The requirement has been replaced with a negative PCR, and then daily LFT antigen tests for 10 days, for those who are fully vaccinated – with isolation only required if testing positive or developing symptoms.
Those who are not fully vaccinated must stay at home and self-isolate.
In an update to its guidance for healthcare professionals last week, the UK Health Security Agency (UKHSA) said it had ‘removed’ the self-isolation requirements for ‘contacts of a case infected with the Omicron variant’.
The Government confirmed to The Pharmacist today (20 December) that community pharmacists are included in the list of healthcare professionals who would no longer have to isolate.
As it stands, members of the public who have come into contact with a suspected Omicron case will be asked to self-isolate for 10 days and take a PCR test on days two and eight.
The updated rules could prove to help retain numbers for the pharmacy workforce, after previous rules requiring automatic self-isolation for close contacts of an Covid variants left pharmacy teams reporting significant staff absences.
The changes come amid a sharp increase in cases of Covid-19 in the UK, with 82,886 new cases reported on 19 December – the highest daily figure since the pandemic began.

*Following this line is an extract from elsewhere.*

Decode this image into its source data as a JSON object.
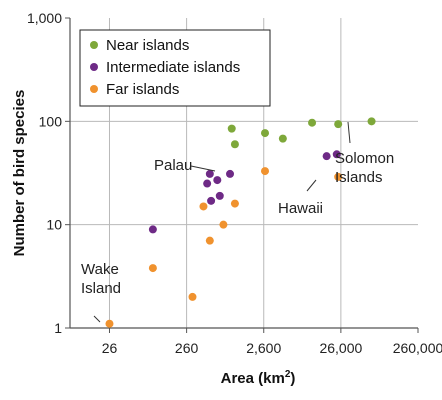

The UK has and accounted for another 12,000 Omicron cases in recent days – taking the current tally to over 37,000.
Meanwhile in Wales, community pharmacists in Wales who come into contact with the variant still have to isolate for 10 days.
In a Community Pharmacy Wales (CPW) newsletter, sent to community pharmacists in Wales today (20 December), contractors were warned to ‘urgently review their current processes to try and minimise the risk of team members being identified as ‘contacts’ by test, trace and protect.’

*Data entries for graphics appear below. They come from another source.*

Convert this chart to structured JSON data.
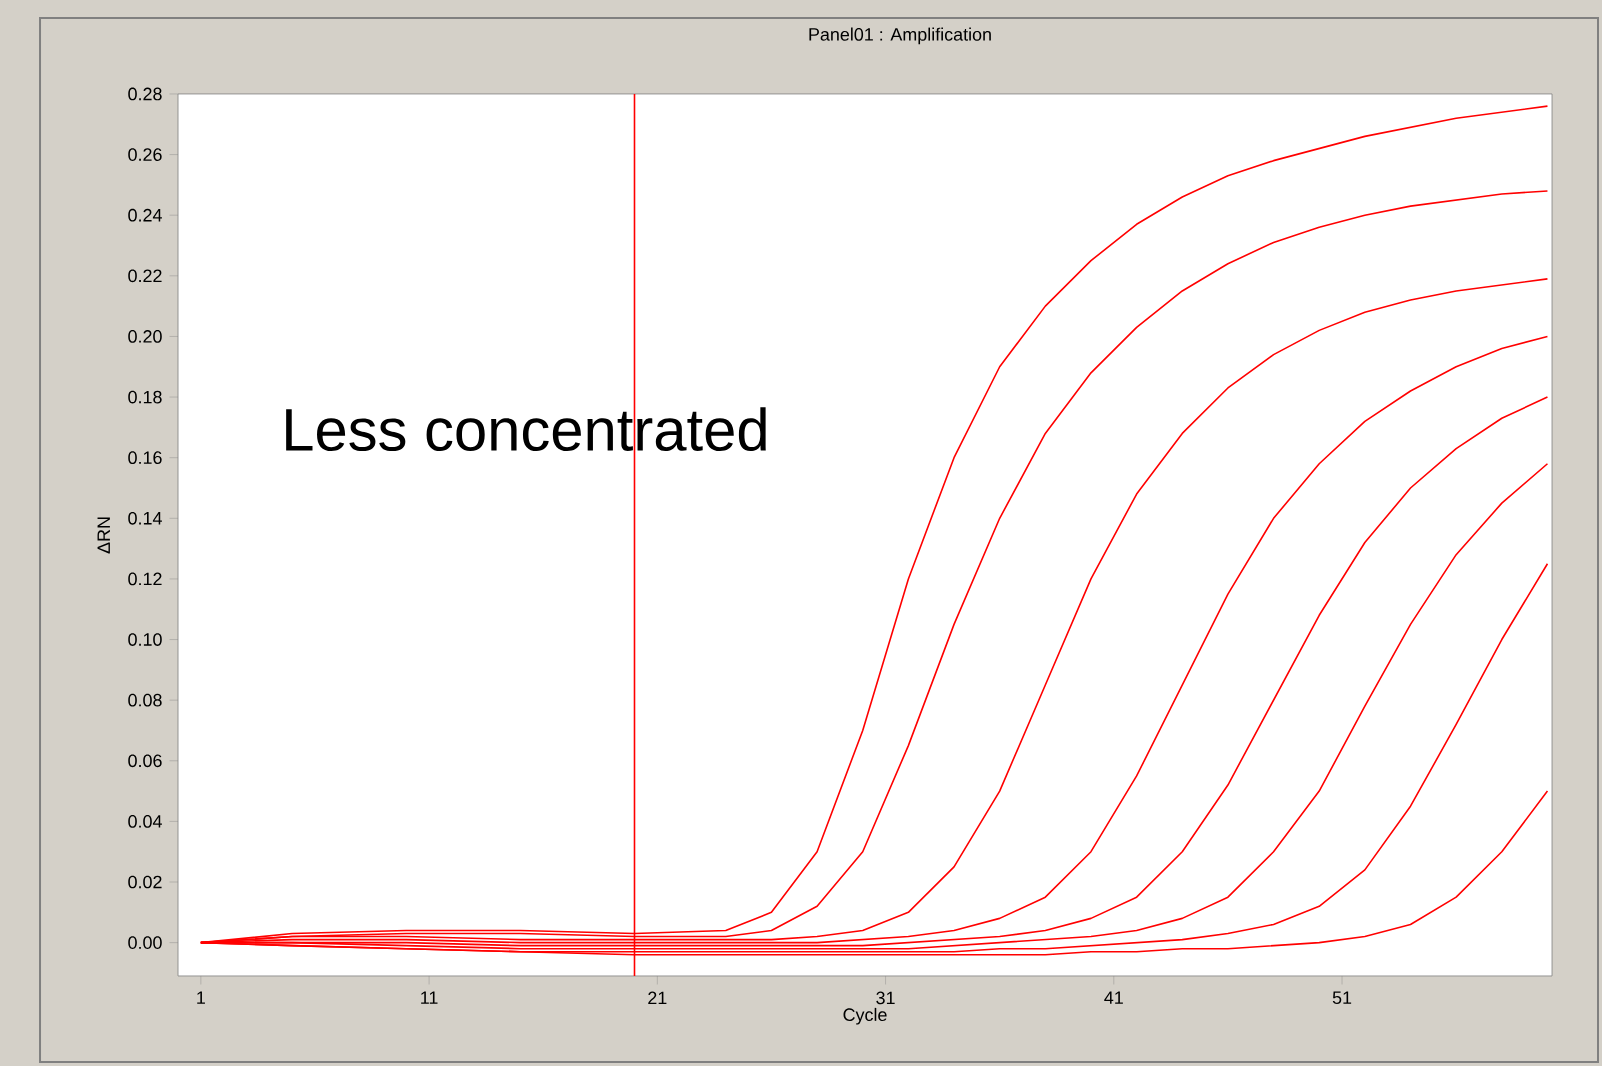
{
  "chart_data": {
    "type": "line",
    "title": "Panel01 : Amplification",
    "xlabel": "Cycle",
    "ylabel": "ΔRN",
    "annotations": [
      "Less concentrated"
    ],
    "x": [
      1,
      5,
      10,
      15,
      20,
      24,
      26,
      28,
      30,
      32,
      34,
      36,
      38,
      40,
      42,
      44,
      46,
      48,
      50,
      52,
      54,
      56,
      58,
      60
    ],
    "series": [
      {
        "color": "#ff0000",
        "values": [
          0,
          0.003,
          0.004,
          0.004,
          0.003,
          0.004,
          0.01,
          0.03,
          0.07,
          0.12,
          0.16,
          0.19,
          0.21,
          0.225,
          0.237,
          0.246,
          0.253,
          0.258,
          0.262,
          0.266,
          0.269,
          0.272,
          0.274,
          0.276
        ]
      },
      {
        "color": "#ff0000",
        "values": [
          0,
          0.002,
          0.003,
          0.003,
          0.002,
          0.002,
          0.004,
          0.012,
          0.03,
          0.065,
          0.105,
          0.14,
          0.168,
          0.188,
          0.203,
          0.215,
          0.224,
          0.231,
          0.236,
          0.24,
          0.243,
          0.245,
          0.247,
          0.248
        ]
      },
      {
        "color": "#ff0000",
        "values": [
          0,
          0.002,
          0.002,
          0.001,
          0.001,
          0.001,
          0.001,
          0.002,
          0.004,
          0.01,
          0.025,
          0.05,
          0.085,
          0.12,
          0.148,
          0.168,
          0.183,
          0.194,
          0.202,
          0.208,
          0.212,
          0.215,
          0.217,
          0.219
        ]
      },
      {
        "color": "#ff0000",
        "values": [
          0,
          0.001,
          0.001,
          0,
          0,
          0,
          0,
          0,
          0.001,
          0.002,
          0.004,
          0.008,
          0.015,
          0.03,
          0.055,
          0.085,
          0.115,
          0.14,
          0.158,
          0.172,
          0.182,
          0.19,
          0.196,
          0.2
        ]
      },
      {
        "color": "#ff0000",
        "values": [
          0,
          0,
          0,
          -0.001,
          -0.001,
          -0.001,
          -0.001,
          -0.001,
          -0.001,
          0,
          0.001,
          0.002,
          0.004,
          0.008,
          0.015,
          0.03,
          0.052,
          0.08,
          0.108,
          0.132,
          0.15,
          0.163,
          0.173,
          0.18
        ]
      },
      {
        "color": "#ff0000",
        "values": [
          0,
          0,
          -0.001,
          -0.002,
          -0.002,
          -0.002,
          -0.002,
          -0.002,
          -0.002,
          -0.002,
          -0.001,
          0,
          0.001,
          0.002,
          0.004,
          0.008,
          0.015,
          0.03,
          0.05,
          0.078,
          0.105,
          0.128,
          0.145,
          0.158
        ]
      },
      {
        "color": "#ff0000",
        "values": [
          0,
          -0.001,
          -0.002,
          -0.003,
          -0.003,
          -0.003,
          -0.003,
          -0.003,
          -0.003,
          -0.003,
          -0.003,
          -0.002,
          -0.002,
          -0.001,
          0,
          0.001,
          0.003,
          0.006,
          0.012,
          0.024,
          0.045,
          0.072,
          0.1,
          0.125
        ]
      },
      {
        "color": "#ff0000",
        "values": [
          0,
          -0.001,
          -0.002,
          -0.003,
          -0.004,
          -0.004,
          -0.004,
          -0.004,
          -0.004,
          -0.004,
          -0.004,
          -0.004,
          -0.004,
          -0.003,
          -0.003,
          -0.002,
          -0.002,
          -0.001,
          0,
          0.002,
          0.006,
          0.015,
          0.03,
          0.05
        ]
      }
    ],
    "xlim": [
      0,
      60.2
    ],
    "ylim": [
      -0.011,
      0.28
    ],
    "xticks": [
      1,
      11,
      21,
      31,
      41,
      51
    ],
    "yticks": [
      {
        "value": 0,
        "label": "0.00"
      },
      {
        "value": 0.02,
        "label": "0.02"
      },
      {
        "value": 0.04,
        "label": "0.04"
      },
      {
        "value": 0.06,
        "label": "0.06"
      },
      {
        "value": 0.08,
        "label": "0.08"
      },
      {
        "value": 0.1,
        "label": "0.10"
      },
      {
        "value": 0.12,
        "label": "0.12"
      },
      {
        "value": 0.14,
        "label": "0.14"
      },
      {
        "value": 0.16,
        "label": "0.16"
      },
      {
        "value": 0.18,
        "label": "0.18"
      },
      {
        "value": 0.2,
        "label": "0.20"
      },
      {
        "value": 0.22,
        "label": "0.22"
      },
      {
        "value": 0.24,
        "label": "0.24"
      },
      {
        "value": 0.26,
        "label": "0.26"
      },
      {
        "value": 0.28,
        "label": "0.28"
      }
    ],
    "ref_lines": [
      {
        "axis": "x",
        "value": 20,
        "color": "#ff0000"
      }
    ],
    "grid": false,
    "marker": "none",
    "line_style": "solid"
  }
}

Contractors were advised to be particularly aware of ventilation; correct use of PPE; social Distancing particularly on breaks; car sharing and staff working across more than one location.
It read: ‘There is not a blanket exemption for community pharmacy teams and each situation will be reviewed by TTP teams based on the individual circumstances’.’
Some pharmacists based in Wales have taken to social media to express their concern over the policy.
Much like in England, pharmacists based in Scotland are also exempt from mandatory 10-day isolation.